На эту идиллическую сцену влетели в горницу четыре маленькие зрительницы — дочери.

— Папенька с маменькой целуются! папенька с маменькой целуются! — заликовали они на весь дом и, как козочки, запрыгали вокруг обнявшихся родителей.

Марья Ивановна, сконфузясь, поспешила оттолкнуть от себя мужа.

— Вот видишь ли! — укорила она его. — Ты все со своими нежностями! А галушки тем временем совсем, пожалуй, разварились. Эй! кто там? подать поскорее галушки!

Глава двенадцатая

Генеральная репетиция «Простака»

Накануне Ольгина дня, десятого июля, Гоголи — отец с сыном — двинулись в своей родовой желтой коляске в Кибинцы на предстоящий семейный праздник Дмитрия Прокофьевича Трощинского. Была у них еще третья спутница, но не Марья Ивановна, чуждавшаяся большого общества, а близкая соседка их, Александра Федоровна Тимченко, барышня лет 22−23-х. Крайне застенчивый с другими барышнями, Никоша обходился с Александрой Федоровной без всякого стеснения и шутя называл ее «сестрицей», потому что знал ее еще с малолетства, когда она долгое время провела у них в Васильевке. Александра Федоровна, простая, скромная провинциалка, при чужих также стушевывалась. С близкими же людьми ее веселый нрав выступал наружу. Так она охотно смеялась над всякими пустяками, охотно переряжалась на святках — даже в мужское платье, и однажды, одевшись евреем, чрезвычайно типично изобразила и речью и ухватками, как Ицка пьет водку. Подражательная способность ее подала мысль Василию Афанасьевичу — завербовать талантливую барышню для своего любительского спектакля, в котором для себя предназначил главную мужскую роль, а для нее — главную женскую. Сама Александра Федоровна, не будучи вхожа в дом «кибинцского царька» (как титуловался теперь бывший министр юстиции в целом околотке), в тайне, однако, давно жаждала хоть раз-то заглянуть в его «царские чертоги», увидеть во всем блеске собирающуюся там местную знать.
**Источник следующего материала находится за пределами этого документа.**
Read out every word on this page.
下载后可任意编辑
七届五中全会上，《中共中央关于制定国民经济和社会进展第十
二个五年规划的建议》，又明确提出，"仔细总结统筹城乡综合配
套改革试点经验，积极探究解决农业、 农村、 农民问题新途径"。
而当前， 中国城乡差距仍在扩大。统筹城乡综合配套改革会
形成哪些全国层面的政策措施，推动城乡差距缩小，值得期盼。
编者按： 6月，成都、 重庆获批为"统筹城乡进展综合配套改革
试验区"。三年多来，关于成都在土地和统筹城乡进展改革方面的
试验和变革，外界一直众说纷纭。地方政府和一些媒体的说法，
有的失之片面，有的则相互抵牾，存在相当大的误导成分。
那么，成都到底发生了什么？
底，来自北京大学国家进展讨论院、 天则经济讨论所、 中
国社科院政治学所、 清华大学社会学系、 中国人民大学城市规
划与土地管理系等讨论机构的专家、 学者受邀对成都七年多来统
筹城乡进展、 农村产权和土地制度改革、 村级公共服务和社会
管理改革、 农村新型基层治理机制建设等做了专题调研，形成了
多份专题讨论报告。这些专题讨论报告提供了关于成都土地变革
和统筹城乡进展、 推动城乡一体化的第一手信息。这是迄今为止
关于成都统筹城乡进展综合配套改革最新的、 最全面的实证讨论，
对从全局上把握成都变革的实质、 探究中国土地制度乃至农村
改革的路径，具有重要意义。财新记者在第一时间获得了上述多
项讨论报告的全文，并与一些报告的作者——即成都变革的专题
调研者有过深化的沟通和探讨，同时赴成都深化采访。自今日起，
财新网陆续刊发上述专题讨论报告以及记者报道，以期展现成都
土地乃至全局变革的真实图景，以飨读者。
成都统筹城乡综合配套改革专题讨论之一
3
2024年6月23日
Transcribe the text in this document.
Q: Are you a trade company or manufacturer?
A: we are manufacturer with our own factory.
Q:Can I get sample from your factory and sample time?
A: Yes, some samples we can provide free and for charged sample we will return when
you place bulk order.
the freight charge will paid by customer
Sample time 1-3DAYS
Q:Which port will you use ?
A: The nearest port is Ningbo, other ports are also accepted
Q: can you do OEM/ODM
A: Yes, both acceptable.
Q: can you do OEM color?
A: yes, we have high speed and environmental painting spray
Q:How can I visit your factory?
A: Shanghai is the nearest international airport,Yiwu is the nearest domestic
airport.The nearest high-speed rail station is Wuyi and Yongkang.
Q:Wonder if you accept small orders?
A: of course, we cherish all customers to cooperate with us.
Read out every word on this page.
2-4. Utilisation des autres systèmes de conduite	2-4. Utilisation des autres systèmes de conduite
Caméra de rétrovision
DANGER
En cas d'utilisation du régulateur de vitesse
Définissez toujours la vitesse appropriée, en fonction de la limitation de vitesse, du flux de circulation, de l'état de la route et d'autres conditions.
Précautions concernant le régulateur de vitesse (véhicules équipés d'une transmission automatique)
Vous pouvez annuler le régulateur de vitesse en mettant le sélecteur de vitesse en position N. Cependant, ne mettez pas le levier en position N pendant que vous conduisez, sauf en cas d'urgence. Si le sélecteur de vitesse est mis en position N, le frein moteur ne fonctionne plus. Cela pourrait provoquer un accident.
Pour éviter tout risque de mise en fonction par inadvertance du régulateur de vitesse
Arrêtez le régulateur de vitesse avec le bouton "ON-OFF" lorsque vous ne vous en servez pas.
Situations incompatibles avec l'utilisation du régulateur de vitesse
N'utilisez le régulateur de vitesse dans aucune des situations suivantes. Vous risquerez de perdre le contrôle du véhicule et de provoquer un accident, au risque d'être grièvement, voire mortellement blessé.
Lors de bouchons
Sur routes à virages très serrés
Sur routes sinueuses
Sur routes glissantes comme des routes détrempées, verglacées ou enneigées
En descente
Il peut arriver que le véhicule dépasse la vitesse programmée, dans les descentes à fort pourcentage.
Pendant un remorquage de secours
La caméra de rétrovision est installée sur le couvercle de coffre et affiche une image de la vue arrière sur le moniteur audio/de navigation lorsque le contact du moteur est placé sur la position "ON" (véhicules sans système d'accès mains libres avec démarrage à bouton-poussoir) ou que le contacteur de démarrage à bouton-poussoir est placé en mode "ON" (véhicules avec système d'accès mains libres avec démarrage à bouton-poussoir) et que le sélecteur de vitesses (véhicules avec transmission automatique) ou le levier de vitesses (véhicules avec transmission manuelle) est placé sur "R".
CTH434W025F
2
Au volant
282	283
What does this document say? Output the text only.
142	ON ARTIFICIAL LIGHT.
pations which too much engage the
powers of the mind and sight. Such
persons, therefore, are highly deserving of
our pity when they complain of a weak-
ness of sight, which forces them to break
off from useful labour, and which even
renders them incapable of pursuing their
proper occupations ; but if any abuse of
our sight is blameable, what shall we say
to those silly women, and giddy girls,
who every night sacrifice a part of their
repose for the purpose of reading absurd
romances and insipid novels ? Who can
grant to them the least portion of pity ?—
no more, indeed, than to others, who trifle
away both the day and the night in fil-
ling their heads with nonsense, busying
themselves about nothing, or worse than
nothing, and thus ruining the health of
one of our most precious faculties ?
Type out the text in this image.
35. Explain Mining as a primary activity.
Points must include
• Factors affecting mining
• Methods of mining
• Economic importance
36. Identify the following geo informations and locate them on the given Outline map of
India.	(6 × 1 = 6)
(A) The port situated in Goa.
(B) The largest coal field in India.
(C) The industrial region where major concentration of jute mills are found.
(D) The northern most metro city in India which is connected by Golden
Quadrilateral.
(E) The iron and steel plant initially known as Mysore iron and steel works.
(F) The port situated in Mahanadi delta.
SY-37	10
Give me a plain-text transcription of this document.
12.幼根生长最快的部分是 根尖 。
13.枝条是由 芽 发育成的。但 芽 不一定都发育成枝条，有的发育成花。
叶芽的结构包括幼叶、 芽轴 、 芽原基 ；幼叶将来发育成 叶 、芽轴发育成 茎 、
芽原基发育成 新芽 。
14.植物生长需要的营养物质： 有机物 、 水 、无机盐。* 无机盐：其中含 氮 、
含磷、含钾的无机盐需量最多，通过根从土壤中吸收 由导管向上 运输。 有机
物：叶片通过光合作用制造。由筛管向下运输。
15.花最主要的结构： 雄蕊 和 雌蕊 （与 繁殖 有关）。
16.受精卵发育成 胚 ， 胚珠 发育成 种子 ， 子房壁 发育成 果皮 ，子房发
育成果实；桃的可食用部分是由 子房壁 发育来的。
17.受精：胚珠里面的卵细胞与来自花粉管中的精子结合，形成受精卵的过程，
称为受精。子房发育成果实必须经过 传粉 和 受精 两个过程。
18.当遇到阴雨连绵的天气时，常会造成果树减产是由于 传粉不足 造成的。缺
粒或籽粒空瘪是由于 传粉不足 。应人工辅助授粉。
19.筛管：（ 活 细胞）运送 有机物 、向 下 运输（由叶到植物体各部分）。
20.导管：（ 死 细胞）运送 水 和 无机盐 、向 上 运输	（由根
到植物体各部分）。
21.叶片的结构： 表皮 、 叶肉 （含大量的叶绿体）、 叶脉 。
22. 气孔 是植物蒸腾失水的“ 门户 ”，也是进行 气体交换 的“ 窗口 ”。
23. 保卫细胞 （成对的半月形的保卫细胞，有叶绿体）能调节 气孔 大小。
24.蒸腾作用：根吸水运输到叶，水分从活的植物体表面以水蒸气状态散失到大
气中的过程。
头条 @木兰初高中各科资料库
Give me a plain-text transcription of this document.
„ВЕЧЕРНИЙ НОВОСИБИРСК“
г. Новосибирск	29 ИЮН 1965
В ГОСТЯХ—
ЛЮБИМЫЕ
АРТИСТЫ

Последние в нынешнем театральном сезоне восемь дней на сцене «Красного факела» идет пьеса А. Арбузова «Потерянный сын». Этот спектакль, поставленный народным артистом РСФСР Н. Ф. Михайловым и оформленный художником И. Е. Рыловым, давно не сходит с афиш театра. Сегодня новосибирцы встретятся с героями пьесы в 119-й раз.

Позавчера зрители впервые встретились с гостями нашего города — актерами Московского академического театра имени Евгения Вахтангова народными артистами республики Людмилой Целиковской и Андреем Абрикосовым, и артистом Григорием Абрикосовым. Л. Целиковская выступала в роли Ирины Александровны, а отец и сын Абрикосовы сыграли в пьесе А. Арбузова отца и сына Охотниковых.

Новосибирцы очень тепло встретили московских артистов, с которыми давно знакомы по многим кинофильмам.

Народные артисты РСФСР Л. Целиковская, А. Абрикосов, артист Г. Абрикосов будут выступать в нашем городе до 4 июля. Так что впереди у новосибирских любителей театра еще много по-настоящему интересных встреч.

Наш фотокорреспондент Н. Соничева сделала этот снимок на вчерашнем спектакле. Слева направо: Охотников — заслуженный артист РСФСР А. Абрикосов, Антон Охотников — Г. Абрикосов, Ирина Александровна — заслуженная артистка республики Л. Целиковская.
Поэтому Василию Афанасьевичу не стоило особенного труда склонить ее принять участие в спектакле.

— За роль-то свою я не боюсь, — признавалась она своим двум спутникам, — притом мы с вами, Василий Афанасьевич, столько раз прошли уже пьесу, а ведь в театральном костюме, вперед знаю, я буду чувствовать себя еще гораздо развязнее, точно я — не я, а совсем другая; но все-таки как-то жутко, невольно сердце сжимается, когда попадешь в первый раз в жизни в самые сливки общества…

— Не просто в сливки, а в сметану, — подхватил Никоша, — потому что «кибинцский царек» чем не сметанный?

— Благодетеля своего, Никоша, сделай милость, не порочь, — серьезно внушил сыну Василий Афанасьевич. — Во-первых, это и неблагодарно: по его только могучему представительству, ты освобожден в гимназии от учебной платы по тысяче двести рублей в год — легко сказать! А во-вторых, что мы с тобой, скажи, перед ним, сановным царедворцем? Песчинки малые!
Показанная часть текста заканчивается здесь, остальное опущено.